Florida’s lower house would prefer to cut the Gordian knot in a simple fashion, ratifying the new Seminole compact and deregulating DFS. The Senate bill is more convoluted, with some concessions to the tribe but with provisions it will find unpalatable, such as legalizing “designated-player” (i.e., banked) card games across the state, which the Seminoles say tramples on their compacted monopoly on such games. The Senate bill also contains a complicated

provision whereby parimutuels could decouple races from also offering slots, with their tax rate to be stepped down to 30%, then 25% — but with a mandatory subsidy to the horsey set. DFS would also be legitimized in the Senate bill.
State Sen. Travis Hutson (R) minced no words about the high stakes involved; “This could be our last possible chance to regulate gaming as a legislative body, and … the fiscal implication is hundreds of millions of dollars a year.” Does the state Senate really want to kiss $400 million a year (guaranteed) goodbye? For the moment it seems bent upon playing chicken with the Seminoles. I wager it won’t be the Seminoles who flinch first.
* Good ideas come and go but bad ideas are with us forever. Such as it is with New Jersey politicians who are obsessed with breaking Atlantic City‘s monopoly on casino gambling. In a new poll, only 34% of Garden State residents favor the idea, vastly preferring that the
state legalize marijuana instead, if a state-revenue fix is needed. Despite Gov. Phil Murphy (D) being in favor of casino expansion, the numbers are no better than in 2016, when the idea got crushed in the election.
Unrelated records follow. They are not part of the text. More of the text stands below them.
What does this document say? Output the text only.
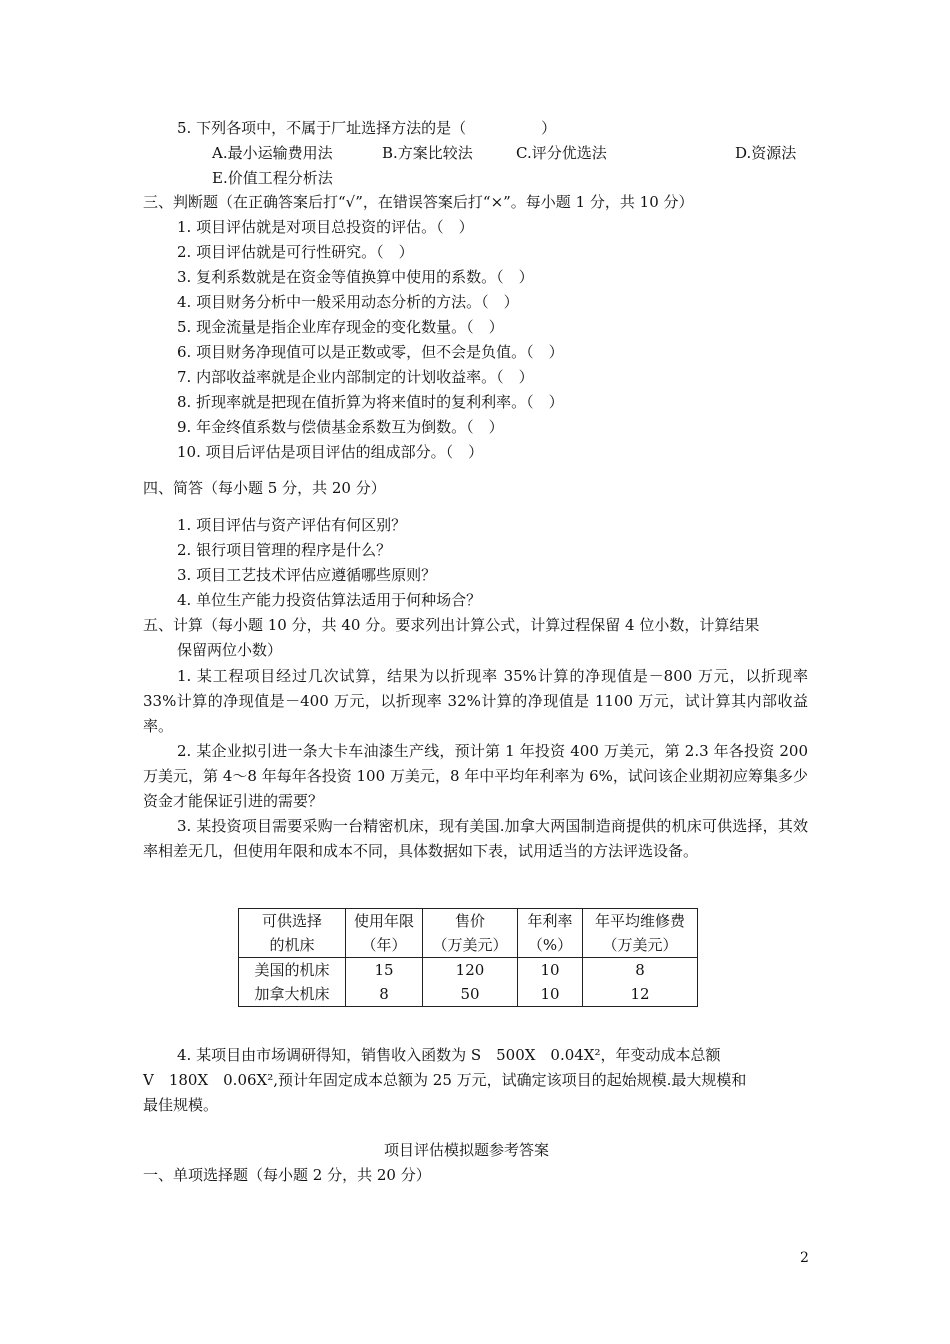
5. 下列各项中，不属于厂址选择方法的是（　　　　　）
A.最小运输费用法	B.方案比较法	C.评分优选法	D.资源法
E.价值工程分析法
三、判断题（在正确答案后打“√”，在错误答案后打“×”。每小题 1 分，共 10 分）
1. 项目评估就是对项目总投资的评估。（　）
2. 项目评估就是可行性研究。（　）
3. 复利系数就是在资金等值换算中使用的系数。（　）
4. 项目财务分析中一般采用动态分析的方法。（　）
5. 现金流量是指企业库存现金的变化数量。（　）
6. 项目财务净现值可以是正数或零，但不会是负值。（　）
7. 内部收益率就是企业内部制定的计划收益率。（　）
8. 折现率就是把现在值折算为将来值时的复利利率。（　）
9. 年金终值系数与偿债基金系数互为倒数。（　）
10. 项目后评估是项目评估的组成部分。（　）
四、简答（每小题 5 分，共 20 分）
1. 项目评估与资产评估有何区别？
2. 银行项目管理的程序是什么？
3. 项目工艺技术评估应遵循哪些原则？
4. 单位生产能力投资估算法适用于何种场合？
五、计算（每小题 10 分，共 40 分。要求列出计算公式，计算过程保留 4 位小数，计算结果
保留两位小数）
1. 某工程项目经过几次试算，结果为以折现率 35%计算的净现值是－800 万元，以折现率 33%计算的净现值是－400 万元，以折现率 32%计算的净现值是 1100 万元，试计算其内部收益率。
2. 某企业拟引进一条大卡车油漆生产线，预计第 1 年投资 400 万美元，第 2.3 年各投资 200 万美元，第 4～8 年每年各投资 100 万美元，8 年中平均年利率为 6%，试问该企业期初应筹集多少资金才能保证引进的需要？
3. 某投资项目需要采购一台精密机床，现有美国.加拿大两国制造商提供的机床可供选择，其效率相差无几，但使用年限和成本不同，具体数据如下表，试用适当的方法评选设备。
可供选择	使用年限	售价	年利率	年平均维修费
的机床	（年）	（万美元）	（%）	（万美元）
美国的机床	15	120	10	8
加拿大机床	8	50	10	12
4. 某项目由市场调研得知，销售收入函数为 S　500X　0.04X²，年变动成本总额
V　180X　0.06X²,预计年固定成本总额为 25 万元，试确定该项目的起始规模.最大规模和
最佳规模。
项目评估模拟题参考答案
一、单项选择题（每小题 2 分，共 20 分）
2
Batty Jeff Gural is even willing to bet against his own Tioga Downs, saying “it’s all over” for Upstate New York casinos if he could open a $4 billion casino megaresort at the Meadowlands (where the house would win, unlike Meadowlands tenant the New York Giants). Still, Gural is putting his money on the 2024 ballot. He told a reporter, “I’d rather wait six years until New York [City] is either open or getting ready to open, at which point I think voters will say, ‘Wait a second, what are these Atlantic City people arguing?’” With state Senate President Stephen Sweeney (D) firmly against titling any more windmills, it’s reasonably certain that Gural would have to make his case by petition drive rather than legislation.

“politicians who are obsessed with breaking Atlantic City‘s monopoly” is an understatement. Remember when the AC casinos agreed to subsidized the racetracks in return for them agreeing not to chase after VLT’s…they started a campaign for them right after they go their first checks.